Alma desdobrada, capítulos 205, 206, 207, 208, 209, 210, 211 e 212.

 

205.

          vinho, vinho, na minha frente você tem a força de uma pessoa. ficarei a olhar você um tempo, namorando-te com os olhos. depois não resistirei e pegarei o teu corpo-copo. primeiro, delicadamente, para sentir que você existe e é real. depois, já ansioso por te provar.

          então, não haverá defesas para o que há de vir. para que eu te sorva, é preciso que eu te olhe, te sinta, te pegue, te leve à minha boca. precisarei excitar a tua loucura, para que ela faça despertar em mim a minha loucura e a minha embriaguez.

          depois do primeiro gole, haverá a ânsia do gole seguinte e sei que você estará ainda à disposição de minha volúpia lírica.

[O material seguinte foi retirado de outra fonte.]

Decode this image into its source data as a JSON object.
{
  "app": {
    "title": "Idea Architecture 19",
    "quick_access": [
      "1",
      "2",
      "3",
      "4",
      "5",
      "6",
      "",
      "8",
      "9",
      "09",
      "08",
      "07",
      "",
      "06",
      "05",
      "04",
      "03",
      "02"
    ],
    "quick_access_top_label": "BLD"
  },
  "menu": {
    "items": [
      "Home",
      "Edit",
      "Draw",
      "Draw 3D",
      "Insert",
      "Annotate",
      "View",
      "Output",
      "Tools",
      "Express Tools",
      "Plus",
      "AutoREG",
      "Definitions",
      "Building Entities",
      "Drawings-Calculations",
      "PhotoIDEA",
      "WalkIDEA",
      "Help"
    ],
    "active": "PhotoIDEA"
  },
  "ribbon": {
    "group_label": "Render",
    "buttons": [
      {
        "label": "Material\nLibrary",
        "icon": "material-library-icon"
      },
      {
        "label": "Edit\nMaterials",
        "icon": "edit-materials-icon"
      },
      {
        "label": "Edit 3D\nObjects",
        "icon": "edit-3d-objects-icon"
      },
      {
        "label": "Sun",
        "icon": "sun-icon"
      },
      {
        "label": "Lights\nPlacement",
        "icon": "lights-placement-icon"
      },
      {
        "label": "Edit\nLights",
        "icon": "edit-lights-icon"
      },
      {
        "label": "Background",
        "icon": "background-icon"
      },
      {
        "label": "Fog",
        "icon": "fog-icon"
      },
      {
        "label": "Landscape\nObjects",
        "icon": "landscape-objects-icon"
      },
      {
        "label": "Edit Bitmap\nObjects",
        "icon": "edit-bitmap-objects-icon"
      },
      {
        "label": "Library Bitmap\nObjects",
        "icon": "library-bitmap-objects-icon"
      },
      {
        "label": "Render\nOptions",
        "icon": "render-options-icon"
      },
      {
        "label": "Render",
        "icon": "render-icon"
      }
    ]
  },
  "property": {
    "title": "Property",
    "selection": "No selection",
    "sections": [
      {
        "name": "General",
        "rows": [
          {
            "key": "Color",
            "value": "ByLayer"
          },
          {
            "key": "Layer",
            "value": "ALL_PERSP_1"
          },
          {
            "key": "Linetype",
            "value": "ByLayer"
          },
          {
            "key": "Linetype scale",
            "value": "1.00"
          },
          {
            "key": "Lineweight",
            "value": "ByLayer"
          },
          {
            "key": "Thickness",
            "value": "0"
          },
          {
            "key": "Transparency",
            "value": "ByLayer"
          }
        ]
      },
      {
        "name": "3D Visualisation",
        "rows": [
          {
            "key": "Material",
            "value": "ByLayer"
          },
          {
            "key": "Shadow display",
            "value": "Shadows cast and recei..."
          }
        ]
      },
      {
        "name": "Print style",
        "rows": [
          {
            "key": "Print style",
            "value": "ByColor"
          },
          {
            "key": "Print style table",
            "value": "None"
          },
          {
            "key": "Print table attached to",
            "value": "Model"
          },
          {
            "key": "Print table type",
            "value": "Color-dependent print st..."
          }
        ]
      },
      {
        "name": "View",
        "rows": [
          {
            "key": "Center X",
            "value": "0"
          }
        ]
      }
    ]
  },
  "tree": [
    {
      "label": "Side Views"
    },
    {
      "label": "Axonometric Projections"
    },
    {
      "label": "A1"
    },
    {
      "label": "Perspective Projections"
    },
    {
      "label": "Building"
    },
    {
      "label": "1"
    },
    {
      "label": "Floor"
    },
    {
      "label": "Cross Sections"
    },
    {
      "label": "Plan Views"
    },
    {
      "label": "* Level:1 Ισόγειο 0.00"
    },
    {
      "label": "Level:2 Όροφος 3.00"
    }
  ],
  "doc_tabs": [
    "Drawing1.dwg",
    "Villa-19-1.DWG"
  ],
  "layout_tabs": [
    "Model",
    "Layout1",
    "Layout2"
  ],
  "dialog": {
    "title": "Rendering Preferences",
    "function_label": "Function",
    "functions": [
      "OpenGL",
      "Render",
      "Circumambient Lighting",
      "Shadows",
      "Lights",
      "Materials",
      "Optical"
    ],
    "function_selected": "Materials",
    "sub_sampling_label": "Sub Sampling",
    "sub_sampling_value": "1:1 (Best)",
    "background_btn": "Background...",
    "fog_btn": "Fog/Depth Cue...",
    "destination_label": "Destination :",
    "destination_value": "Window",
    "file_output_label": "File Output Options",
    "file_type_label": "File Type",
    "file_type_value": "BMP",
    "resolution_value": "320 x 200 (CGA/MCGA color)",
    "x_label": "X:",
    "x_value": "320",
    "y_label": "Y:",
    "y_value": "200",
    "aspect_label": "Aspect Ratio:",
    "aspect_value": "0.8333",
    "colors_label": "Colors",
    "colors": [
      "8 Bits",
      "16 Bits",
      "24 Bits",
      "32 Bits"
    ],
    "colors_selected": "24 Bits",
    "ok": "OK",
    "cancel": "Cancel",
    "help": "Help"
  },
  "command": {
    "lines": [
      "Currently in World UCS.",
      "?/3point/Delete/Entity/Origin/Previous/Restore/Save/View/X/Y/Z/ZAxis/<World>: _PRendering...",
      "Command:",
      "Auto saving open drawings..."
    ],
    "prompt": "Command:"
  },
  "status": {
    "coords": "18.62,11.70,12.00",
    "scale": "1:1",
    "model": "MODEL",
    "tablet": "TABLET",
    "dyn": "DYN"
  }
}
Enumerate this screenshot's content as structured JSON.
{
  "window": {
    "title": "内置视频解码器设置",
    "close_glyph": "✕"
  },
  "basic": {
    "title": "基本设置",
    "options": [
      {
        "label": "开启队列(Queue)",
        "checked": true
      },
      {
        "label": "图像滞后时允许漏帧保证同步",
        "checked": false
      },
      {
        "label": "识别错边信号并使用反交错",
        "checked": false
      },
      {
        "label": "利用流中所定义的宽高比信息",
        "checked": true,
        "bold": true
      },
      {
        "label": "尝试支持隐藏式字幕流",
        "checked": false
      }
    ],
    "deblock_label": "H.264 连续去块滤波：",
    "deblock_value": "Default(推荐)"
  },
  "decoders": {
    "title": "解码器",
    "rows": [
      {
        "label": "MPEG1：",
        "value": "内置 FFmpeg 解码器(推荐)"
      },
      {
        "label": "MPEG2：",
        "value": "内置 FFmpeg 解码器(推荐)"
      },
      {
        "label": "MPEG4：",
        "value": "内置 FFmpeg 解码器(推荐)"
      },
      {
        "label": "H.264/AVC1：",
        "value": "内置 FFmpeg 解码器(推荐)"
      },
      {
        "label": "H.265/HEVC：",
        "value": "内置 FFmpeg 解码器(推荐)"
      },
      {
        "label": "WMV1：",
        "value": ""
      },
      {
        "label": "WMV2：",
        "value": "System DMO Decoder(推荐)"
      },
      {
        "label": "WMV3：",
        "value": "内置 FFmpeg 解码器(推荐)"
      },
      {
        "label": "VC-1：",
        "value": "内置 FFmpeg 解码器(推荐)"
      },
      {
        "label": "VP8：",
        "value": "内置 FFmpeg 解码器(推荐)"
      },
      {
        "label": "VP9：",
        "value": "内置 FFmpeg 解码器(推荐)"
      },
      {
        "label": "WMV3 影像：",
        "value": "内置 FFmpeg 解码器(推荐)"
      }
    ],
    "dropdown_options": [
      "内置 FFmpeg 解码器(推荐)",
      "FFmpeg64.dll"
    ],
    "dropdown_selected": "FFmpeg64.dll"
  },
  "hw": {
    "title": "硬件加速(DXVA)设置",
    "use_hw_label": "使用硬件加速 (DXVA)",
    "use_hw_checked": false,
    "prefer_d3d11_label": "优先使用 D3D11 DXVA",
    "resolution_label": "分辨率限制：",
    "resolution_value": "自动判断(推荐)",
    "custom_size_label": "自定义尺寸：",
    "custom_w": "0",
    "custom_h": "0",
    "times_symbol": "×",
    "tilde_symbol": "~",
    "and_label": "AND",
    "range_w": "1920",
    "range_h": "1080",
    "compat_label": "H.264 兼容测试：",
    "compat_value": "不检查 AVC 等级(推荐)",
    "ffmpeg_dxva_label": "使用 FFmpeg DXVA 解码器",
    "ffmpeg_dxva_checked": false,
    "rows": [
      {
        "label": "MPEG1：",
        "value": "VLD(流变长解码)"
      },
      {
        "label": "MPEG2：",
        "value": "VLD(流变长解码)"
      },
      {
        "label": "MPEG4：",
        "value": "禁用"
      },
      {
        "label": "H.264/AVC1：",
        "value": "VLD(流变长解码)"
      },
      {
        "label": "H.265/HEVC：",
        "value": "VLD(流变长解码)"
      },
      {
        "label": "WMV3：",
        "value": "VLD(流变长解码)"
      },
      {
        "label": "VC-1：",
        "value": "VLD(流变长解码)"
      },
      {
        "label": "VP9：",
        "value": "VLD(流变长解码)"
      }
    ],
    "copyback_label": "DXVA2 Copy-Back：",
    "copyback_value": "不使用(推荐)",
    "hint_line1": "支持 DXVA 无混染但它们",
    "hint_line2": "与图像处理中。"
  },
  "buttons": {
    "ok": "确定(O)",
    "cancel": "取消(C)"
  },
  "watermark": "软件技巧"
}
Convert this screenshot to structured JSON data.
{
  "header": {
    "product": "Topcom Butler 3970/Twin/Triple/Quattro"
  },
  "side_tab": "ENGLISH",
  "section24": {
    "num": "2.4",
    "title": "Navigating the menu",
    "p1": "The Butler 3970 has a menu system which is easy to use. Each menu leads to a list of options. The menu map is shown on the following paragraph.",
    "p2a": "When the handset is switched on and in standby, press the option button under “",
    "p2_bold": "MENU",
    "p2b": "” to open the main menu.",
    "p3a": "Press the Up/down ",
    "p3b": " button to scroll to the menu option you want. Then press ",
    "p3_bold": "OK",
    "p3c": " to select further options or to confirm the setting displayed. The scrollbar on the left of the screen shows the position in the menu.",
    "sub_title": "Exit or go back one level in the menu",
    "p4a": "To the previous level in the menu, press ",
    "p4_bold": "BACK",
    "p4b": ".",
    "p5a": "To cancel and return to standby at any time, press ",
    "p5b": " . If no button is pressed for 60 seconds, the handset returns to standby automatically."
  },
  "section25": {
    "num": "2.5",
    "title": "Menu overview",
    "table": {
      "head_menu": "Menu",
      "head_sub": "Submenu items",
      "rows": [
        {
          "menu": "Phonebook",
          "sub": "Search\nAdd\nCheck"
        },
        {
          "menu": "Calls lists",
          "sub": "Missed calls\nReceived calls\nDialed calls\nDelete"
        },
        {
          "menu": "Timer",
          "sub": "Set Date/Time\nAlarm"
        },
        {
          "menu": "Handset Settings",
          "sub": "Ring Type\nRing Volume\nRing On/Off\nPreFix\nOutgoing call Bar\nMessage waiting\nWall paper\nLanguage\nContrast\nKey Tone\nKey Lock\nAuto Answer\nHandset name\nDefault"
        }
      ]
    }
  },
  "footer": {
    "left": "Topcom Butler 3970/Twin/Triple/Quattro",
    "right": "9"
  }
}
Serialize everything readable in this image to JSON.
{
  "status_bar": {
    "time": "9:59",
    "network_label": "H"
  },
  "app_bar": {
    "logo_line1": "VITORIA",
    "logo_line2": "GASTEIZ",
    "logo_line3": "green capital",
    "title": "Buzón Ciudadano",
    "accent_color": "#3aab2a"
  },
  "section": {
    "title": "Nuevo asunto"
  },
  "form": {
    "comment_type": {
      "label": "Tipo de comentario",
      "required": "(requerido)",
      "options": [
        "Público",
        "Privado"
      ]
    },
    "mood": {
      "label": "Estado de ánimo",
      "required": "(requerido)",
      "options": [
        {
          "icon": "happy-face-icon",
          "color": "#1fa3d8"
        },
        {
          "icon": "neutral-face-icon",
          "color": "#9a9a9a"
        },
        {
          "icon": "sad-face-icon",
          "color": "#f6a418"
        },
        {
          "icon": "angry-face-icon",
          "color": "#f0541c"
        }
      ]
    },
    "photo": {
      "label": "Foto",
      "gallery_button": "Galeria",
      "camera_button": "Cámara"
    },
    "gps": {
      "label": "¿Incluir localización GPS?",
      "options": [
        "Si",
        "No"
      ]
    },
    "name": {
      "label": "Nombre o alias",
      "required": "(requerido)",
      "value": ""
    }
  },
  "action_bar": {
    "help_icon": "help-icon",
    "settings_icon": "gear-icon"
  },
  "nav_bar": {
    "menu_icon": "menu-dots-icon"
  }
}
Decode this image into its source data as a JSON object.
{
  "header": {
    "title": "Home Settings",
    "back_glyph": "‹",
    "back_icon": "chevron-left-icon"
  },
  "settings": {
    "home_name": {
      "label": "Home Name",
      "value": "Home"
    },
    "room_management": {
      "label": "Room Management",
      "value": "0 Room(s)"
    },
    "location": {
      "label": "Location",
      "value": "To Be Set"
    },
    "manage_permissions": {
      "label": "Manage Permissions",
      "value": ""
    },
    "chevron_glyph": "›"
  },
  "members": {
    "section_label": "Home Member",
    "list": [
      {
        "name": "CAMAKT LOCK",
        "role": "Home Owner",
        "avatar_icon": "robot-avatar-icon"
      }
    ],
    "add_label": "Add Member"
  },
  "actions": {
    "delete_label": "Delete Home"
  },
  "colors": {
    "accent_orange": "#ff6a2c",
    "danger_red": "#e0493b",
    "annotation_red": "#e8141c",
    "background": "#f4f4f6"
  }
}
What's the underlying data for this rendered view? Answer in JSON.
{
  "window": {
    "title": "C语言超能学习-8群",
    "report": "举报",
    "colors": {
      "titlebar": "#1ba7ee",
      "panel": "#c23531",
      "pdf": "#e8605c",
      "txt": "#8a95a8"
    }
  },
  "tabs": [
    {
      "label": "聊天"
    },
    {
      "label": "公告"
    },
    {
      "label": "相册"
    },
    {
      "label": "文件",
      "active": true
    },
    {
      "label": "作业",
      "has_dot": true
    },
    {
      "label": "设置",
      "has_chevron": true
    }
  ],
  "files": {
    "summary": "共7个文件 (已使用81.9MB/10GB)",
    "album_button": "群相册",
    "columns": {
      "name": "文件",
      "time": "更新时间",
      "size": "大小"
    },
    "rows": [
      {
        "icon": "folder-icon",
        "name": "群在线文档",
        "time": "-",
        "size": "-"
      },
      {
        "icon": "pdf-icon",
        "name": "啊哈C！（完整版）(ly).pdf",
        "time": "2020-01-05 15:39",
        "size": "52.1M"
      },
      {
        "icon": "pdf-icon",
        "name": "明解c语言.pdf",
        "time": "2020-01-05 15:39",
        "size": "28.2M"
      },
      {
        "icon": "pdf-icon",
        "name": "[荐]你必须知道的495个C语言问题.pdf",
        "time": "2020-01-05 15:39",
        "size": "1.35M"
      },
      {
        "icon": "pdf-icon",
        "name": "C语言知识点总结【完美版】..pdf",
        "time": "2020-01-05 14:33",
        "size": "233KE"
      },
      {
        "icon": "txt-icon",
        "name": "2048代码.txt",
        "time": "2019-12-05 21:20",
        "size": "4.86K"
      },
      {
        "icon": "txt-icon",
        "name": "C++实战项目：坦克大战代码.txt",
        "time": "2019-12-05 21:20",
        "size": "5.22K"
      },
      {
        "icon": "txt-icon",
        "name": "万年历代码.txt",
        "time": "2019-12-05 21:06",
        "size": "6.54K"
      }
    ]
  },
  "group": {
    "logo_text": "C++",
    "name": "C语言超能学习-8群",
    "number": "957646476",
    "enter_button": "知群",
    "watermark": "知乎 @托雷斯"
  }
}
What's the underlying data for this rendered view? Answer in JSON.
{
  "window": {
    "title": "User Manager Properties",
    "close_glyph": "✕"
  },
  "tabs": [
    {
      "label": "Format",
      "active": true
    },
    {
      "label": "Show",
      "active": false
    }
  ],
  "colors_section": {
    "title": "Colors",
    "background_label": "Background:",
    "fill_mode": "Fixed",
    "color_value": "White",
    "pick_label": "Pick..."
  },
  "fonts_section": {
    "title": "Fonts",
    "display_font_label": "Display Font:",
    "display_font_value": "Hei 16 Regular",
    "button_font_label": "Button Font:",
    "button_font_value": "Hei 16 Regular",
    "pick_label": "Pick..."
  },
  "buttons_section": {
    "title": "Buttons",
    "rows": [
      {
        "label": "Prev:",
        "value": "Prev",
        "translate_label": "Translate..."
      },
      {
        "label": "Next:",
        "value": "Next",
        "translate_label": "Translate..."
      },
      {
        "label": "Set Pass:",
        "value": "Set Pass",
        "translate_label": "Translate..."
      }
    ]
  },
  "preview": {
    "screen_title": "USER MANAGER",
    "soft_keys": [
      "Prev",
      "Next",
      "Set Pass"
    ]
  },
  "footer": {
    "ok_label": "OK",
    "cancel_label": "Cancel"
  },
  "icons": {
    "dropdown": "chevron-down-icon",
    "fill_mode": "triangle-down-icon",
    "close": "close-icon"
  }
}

          eu te provo e enlouqueço. não sei mais de mim. não sei o que faço, não sei o que quero.

          não sei de respostas nem de perguntas.

          sou. faço o que você me manda. quero o que você me quer.

          dormirei de seguida. teu cheiro estará em mim um tempo, espalhado no meu sangue pelo teu sangue de frutas machucadas. há de chegar o tempo e a hora e a vez do esquecimento. dias após, lembrarei do nosso convívio cheio das verdades mais verdadeiras.

          vinho, vinho, no meu desejo você tem a força de uma pessoa.

          beber essa tua taça é como beber o teu orgasmo.

 

206.

          quantas coisas eu escrevo agora e desescreverei depois? quantas vergonhas abomino agora e adotarei depois? quantas vaidades eu assumo agora e pretenderei depois esquecer?

          verdade, quantas caras você tem? quantos olhos? quantos corações?

          o que sou? tudo isto? ou apenas aquilo que, no fundo de todos os fundos, venha a ser imutável?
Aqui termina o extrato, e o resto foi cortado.